With LLMs, The weights are a lookup table that contains an algorithmic representation of a significant fraction of human culture.

Symbolic representation of meaning in human language is a highly compressed format. There is much more implied meaning than the meaning which is written on the outer surface of the knowledge. When we say something, anything beyond an intentionally closed and self referential system, it carries implications that ultimately end up describing the known universe and all known phenomenon if traced out to its logical conclusion.

LLM training is significant not so much for the knowledge it directly encodes, but rather for implications that get encoded in the process. That’s why you need so much of it to arrive at “emergent behavior”. Each statement is a CT beam sensed through the entirety of human cultural knowledge as a one dimensional sample. You need a lot of point data to make a slice, and a lot of slices to get close to an image…. But in the end you capture a facsimile of the human cultural information space, which encodes a great deal of human experience.

The resulting lookup table is an algorithmic representation of human culture, capable of tracing a facsimile of “human” output for each input.

This understanding has helped me a great deal to understand and accurately model the strengths and weaknesses of the technology, and to understand where its application will be effective and where it will have poor utility.
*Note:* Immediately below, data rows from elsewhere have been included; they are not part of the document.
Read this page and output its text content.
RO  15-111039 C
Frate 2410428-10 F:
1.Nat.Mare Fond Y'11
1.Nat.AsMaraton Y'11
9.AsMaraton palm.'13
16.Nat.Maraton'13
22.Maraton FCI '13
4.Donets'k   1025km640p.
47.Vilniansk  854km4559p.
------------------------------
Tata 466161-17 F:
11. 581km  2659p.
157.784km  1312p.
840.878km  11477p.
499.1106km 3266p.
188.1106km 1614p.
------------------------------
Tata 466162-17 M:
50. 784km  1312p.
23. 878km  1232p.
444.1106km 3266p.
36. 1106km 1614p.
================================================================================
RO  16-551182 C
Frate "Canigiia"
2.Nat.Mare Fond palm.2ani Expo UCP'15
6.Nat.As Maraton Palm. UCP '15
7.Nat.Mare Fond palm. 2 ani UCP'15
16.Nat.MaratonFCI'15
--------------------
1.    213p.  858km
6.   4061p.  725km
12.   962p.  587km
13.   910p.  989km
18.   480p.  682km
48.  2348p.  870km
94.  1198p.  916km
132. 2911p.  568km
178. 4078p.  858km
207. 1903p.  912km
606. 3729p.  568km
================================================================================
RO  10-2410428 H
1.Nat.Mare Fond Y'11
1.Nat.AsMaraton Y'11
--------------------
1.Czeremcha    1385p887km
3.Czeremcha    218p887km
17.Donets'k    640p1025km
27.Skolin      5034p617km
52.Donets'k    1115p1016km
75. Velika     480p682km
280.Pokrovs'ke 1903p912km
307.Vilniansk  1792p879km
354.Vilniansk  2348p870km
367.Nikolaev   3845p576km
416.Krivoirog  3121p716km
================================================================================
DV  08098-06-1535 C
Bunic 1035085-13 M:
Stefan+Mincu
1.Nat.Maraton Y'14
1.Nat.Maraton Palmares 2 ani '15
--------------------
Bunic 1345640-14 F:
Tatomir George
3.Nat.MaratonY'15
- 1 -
Maybe it will be similarly useful to others, at least as an interim way of modeling LLM applicability until a better scaffolding comes along.

  • talkingtab 2 days ago

    Interesting thoughts. Thanks. As for your statement: "That the outputs of LLMs are frequently useful is the surprising thing that is worth investigating". In my view the hallucinations are just as interesting.

    Certainly in human society the "hallucinations" are revealing. In my extremely unpopular opinion much of the political discussion in the US is hallucinatory. I am one of those people the New York Time called a "double hater" because I found neither of presidential candidate even remotely acceptable.

    So perhaps if we understood LLM hallucinations we could then understand our own? Not saying I'm right, but not saying I'm wrong either. And in the case that we are suffering a mass hallucination, can we detect it and correct it?